The mechanism of the invention is as follows: the Salvianolic acid B is observed to promote the proliferation of adipose-derived stem cells by treating the adipose-derived stem cells with the Salvianolic acid B (Sal B), and promotes adipogenic differentiation by up-regulating PPAR gamma, CEBP alpha and FABP 4. The promotion of the proliferation and differentiation of the adipose-derived stem cells is particularly important for improving the survival rate of fat transplantation, and the survival rate of the transplanted fat can be effectively improved by treating the transplanted fat with salvianolic acid B, so that the method has wide application prospects in the aspects of improving the treatment of soft tissue defects and the like of clinical autologous fat transplantation.

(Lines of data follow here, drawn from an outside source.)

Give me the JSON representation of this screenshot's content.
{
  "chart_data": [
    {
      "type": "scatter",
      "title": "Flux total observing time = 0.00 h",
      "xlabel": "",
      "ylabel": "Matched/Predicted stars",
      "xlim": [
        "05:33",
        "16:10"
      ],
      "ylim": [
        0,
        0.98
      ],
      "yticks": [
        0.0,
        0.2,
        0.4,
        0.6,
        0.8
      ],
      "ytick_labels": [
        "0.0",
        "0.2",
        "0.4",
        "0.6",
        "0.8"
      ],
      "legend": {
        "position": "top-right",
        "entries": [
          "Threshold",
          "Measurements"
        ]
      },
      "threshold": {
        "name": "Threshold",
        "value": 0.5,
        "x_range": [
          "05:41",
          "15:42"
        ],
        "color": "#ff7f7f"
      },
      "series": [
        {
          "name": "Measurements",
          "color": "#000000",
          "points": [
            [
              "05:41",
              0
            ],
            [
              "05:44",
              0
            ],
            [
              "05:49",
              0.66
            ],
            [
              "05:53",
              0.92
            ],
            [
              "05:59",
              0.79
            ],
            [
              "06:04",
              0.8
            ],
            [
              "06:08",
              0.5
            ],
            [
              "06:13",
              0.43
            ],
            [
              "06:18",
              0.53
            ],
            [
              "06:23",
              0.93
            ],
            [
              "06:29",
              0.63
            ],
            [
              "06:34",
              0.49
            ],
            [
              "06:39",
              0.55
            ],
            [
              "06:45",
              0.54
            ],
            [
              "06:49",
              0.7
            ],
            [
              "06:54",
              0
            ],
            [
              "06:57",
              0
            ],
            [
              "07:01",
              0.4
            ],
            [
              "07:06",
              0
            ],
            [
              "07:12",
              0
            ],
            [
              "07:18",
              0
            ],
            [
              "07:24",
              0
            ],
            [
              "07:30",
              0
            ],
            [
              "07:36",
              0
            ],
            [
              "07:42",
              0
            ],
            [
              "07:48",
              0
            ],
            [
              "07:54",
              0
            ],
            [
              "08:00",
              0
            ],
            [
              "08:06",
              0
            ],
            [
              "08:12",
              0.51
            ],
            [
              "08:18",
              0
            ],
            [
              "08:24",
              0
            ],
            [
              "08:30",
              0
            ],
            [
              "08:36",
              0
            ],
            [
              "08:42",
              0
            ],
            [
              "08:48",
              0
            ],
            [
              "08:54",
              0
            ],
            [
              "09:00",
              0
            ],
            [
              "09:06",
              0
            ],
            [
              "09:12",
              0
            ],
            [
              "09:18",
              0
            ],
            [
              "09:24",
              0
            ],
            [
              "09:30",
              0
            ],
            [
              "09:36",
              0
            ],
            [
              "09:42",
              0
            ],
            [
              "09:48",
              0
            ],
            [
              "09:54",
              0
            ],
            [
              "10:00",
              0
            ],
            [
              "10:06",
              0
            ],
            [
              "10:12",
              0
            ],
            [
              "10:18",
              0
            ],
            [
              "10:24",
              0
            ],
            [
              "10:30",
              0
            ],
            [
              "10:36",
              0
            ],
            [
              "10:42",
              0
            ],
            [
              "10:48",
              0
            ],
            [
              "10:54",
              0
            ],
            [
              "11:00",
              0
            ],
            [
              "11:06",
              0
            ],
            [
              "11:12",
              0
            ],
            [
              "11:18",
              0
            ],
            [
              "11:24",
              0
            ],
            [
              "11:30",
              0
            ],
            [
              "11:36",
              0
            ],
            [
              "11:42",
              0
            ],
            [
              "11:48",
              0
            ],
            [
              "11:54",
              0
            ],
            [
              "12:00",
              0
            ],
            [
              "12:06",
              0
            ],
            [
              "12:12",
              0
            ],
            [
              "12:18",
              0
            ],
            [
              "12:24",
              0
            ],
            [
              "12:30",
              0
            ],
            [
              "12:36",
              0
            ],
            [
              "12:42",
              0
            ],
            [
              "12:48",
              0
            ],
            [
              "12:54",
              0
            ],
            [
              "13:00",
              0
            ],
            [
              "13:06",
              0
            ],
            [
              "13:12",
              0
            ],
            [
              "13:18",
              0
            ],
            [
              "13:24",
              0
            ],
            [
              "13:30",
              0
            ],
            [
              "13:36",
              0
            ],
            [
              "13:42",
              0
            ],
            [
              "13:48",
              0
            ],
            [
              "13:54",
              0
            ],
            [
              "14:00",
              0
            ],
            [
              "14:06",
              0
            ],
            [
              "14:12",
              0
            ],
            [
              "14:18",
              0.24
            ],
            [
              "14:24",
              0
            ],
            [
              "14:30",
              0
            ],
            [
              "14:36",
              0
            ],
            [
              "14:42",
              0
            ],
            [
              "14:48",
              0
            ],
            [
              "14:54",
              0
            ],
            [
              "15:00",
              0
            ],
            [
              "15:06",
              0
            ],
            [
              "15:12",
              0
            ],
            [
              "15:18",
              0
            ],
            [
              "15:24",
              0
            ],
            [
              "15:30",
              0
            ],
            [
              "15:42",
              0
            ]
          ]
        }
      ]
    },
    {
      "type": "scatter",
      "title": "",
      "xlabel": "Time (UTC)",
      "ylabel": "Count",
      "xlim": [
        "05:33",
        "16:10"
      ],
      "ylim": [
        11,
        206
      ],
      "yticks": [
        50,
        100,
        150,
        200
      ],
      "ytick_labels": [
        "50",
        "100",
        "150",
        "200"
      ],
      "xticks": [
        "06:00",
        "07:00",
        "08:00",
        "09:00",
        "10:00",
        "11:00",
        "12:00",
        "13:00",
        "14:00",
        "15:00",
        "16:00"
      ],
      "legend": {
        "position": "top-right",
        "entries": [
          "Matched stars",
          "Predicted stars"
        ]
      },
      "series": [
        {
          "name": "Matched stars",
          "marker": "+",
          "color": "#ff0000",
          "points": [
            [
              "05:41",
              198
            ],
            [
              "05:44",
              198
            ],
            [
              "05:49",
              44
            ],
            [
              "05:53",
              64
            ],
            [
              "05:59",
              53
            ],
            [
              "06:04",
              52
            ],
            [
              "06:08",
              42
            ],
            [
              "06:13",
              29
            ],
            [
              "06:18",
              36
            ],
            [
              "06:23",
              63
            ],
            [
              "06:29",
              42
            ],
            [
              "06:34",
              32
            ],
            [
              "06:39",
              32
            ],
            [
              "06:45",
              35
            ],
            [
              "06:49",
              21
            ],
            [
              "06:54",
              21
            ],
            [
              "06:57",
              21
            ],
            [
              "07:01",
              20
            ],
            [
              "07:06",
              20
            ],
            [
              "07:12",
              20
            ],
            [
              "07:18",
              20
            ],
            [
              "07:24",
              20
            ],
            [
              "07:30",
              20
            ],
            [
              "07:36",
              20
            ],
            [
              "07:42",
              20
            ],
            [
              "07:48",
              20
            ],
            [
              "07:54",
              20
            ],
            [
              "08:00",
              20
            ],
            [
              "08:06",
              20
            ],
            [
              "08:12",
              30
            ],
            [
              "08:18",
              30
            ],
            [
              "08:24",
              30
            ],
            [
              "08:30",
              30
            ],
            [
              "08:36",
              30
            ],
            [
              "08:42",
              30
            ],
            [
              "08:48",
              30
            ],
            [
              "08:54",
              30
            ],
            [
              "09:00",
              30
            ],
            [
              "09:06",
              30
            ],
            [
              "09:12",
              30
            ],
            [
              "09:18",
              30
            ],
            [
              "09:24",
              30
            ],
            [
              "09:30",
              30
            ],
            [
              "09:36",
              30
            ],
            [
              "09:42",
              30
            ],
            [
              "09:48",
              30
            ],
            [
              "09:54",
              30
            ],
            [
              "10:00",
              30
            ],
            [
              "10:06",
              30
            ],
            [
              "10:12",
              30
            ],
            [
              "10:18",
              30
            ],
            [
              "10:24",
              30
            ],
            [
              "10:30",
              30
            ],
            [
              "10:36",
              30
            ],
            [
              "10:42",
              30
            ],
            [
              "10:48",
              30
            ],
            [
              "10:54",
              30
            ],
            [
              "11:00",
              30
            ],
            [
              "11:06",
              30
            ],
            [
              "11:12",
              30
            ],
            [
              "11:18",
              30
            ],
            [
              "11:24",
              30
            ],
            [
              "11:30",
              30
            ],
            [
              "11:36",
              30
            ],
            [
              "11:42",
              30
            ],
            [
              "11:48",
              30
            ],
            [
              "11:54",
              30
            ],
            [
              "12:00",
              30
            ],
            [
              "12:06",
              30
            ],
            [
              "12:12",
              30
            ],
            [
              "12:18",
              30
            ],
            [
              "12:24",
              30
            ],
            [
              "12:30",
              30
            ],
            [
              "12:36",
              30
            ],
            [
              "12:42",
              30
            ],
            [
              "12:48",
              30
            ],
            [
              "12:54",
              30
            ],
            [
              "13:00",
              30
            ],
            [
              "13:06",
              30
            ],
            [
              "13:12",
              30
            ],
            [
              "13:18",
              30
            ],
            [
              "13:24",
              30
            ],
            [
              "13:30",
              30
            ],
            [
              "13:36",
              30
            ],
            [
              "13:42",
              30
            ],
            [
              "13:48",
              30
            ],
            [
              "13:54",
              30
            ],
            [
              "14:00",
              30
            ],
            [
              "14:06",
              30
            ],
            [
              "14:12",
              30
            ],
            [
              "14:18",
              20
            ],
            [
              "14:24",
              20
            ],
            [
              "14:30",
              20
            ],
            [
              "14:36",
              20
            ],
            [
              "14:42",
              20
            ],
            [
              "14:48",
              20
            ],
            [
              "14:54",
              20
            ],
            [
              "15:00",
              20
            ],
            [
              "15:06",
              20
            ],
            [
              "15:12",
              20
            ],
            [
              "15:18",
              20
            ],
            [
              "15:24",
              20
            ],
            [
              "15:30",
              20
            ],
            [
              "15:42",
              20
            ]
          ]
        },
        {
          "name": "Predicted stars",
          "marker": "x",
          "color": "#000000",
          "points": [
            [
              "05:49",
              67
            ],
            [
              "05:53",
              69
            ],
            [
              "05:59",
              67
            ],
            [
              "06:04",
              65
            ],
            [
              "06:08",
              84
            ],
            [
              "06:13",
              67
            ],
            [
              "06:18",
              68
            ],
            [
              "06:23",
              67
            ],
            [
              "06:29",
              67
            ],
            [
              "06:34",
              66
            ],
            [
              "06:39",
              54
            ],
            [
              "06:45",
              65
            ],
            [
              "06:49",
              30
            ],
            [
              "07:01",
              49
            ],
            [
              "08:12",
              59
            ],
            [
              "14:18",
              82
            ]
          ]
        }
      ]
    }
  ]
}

Finally, it should be noted that: the above embodiments are only used to illustrate the technical solution of the present invention, and not to limit the same; while the invention has been described in detail and with reference to the foregoing embodiments, it will be understood by those skilled in the art that: the technical solutions described in the foregoing embodiments may still be modified, or some or all of the technical features may be equivalently replaced; and the modifications or the substitutions do not make the essence of the corresponding technical solutions depart from the scope of the technical solutions of the embodiments of the present invention.